Beverly Mathis v. Broward County School Board

JCC Forte; Ft. Lauderdale District; Order Date: June 24, 2016

OJCC Case: 15-006130IF; D/A: 3/2/2015

Claimant’s Counsel: David S. Benn

Employer/Carrier’s Counsel: Michael J. Fichtel and Jessica Marra

Briefly: MAJOR CONTRIBUTING CAUSE; COMPENSABILITY – JCC Forte denied compensability of the claim and found, based on the medical evidence, the injury could not have occurred on the date of accident as the claimant originally reported.

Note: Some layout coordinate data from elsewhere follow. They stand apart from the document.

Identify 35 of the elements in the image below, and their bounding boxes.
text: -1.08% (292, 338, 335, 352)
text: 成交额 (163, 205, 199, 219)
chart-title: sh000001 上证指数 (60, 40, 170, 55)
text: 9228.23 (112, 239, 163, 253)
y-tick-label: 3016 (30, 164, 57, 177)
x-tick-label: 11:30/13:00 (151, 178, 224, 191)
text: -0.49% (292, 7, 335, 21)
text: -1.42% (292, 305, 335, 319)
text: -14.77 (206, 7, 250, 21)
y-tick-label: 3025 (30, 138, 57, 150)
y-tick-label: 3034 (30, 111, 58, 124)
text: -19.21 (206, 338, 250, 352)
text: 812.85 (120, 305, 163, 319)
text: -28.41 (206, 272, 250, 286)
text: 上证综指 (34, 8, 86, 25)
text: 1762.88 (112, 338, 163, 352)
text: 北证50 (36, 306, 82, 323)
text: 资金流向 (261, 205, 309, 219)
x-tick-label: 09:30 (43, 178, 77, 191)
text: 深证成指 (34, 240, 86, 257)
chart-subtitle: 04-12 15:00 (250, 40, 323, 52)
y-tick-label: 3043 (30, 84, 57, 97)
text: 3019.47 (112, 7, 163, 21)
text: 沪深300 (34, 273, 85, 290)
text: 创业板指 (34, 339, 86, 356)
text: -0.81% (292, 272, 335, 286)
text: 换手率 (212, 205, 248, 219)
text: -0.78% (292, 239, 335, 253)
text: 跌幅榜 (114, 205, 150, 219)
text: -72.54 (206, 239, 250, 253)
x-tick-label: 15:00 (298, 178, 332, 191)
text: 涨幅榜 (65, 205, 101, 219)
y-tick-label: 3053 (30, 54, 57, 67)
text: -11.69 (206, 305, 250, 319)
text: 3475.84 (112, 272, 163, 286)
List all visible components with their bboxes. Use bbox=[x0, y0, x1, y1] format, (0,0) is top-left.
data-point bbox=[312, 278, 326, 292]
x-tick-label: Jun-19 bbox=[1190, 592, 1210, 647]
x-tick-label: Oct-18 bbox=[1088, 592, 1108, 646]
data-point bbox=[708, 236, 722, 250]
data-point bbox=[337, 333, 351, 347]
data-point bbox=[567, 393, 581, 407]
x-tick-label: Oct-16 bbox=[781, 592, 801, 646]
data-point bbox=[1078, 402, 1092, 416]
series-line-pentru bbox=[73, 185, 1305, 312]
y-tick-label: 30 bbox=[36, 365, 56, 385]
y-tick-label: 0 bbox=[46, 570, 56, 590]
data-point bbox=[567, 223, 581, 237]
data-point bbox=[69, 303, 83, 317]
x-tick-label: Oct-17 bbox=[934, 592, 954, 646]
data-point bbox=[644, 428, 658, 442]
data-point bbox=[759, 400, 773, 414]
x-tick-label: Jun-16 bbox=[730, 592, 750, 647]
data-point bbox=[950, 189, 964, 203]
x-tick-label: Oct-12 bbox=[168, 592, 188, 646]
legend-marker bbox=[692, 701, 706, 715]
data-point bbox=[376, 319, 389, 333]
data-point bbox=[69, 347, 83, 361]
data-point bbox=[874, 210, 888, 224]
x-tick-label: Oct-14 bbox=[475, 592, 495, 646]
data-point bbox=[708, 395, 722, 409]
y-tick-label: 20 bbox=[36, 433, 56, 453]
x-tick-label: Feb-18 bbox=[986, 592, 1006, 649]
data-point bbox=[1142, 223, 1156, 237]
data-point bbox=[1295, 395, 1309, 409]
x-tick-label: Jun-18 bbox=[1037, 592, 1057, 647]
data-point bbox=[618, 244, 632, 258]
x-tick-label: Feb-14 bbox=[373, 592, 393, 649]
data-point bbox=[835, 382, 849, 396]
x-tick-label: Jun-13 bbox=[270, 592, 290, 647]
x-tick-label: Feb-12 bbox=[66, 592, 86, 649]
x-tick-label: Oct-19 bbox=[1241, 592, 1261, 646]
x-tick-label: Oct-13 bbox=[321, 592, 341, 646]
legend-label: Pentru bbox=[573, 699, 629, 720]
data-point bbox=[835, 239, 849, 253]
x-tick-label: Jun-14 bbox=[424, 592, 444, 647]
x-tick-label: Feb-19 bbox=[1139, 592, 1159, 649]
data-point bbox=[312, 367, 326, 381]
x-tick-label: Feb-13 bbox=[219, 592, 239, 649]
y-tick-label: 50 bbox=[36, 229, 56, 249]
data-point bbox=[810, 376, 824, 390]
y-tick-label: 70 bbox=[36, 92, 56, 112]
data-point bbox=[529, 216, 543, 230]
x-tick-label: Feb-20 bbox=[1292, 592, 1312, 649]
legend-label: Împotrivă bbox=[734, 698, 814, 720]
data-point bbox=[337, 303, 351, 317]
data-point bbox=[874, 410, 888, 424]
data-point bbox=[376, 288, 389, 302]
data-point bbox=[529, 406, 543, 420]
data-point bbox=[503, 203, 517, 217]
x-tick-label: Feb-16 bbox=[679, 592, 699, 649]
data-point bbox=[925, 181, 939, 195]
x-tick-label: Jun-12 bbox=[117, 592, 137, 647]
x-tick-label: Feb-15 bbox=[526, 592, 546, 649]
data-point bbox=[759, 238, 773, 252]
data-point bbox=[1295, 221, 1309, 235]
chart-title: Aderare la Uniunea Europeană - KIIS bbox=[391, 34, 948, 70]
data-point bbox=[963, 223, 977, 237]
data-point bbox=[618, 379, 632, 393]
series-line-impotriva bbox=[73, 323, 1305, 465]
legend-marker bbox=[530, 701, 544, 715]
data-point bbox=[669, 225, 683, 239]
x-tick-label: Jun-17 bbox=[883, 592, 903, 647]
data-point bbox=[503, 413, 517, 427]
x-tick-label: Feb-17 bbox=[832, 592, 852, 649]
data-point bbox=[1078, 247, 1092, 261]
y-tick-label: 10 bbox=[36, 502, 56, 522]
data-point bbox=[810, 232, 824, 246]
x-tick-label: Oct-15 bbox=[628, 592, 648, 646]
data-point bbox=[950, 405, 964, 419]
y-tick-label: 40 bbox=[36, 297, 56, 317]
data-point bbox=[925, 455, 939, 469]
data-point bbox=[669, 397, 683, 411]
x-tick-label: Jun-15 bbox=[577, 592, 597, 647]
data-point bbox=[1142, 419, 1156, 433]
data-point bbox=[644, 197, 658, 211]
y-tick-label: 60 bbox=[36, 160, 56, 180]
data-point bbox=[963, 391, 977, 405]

Summary: The JCC found the claimant failed to meet her burden of proof that whatever she stepped on that caused a puncture to her right foot occurred in the course and scope of her employment or arose out of her employment. The claimant testified she felt something sharp go through her sneaker at work and that she looked at her shoe on the day of the incident to locate or identify an object went through her shoe but found or felt nothing.  The JCC noted the treating physician, Dr. Kerr, informed the claimant that due to the advanced stage of her infection, the accident could not have occurred on the date of accident as she alleged.  The JCC found the claimant’s link between the employment and this incident was that she only wears sneakers to work. 

The JCC found the claimant’s testimony was too inconsistent to accept as reliable and that the totality of the evidence points to the fact that the injury could have happened anywhere.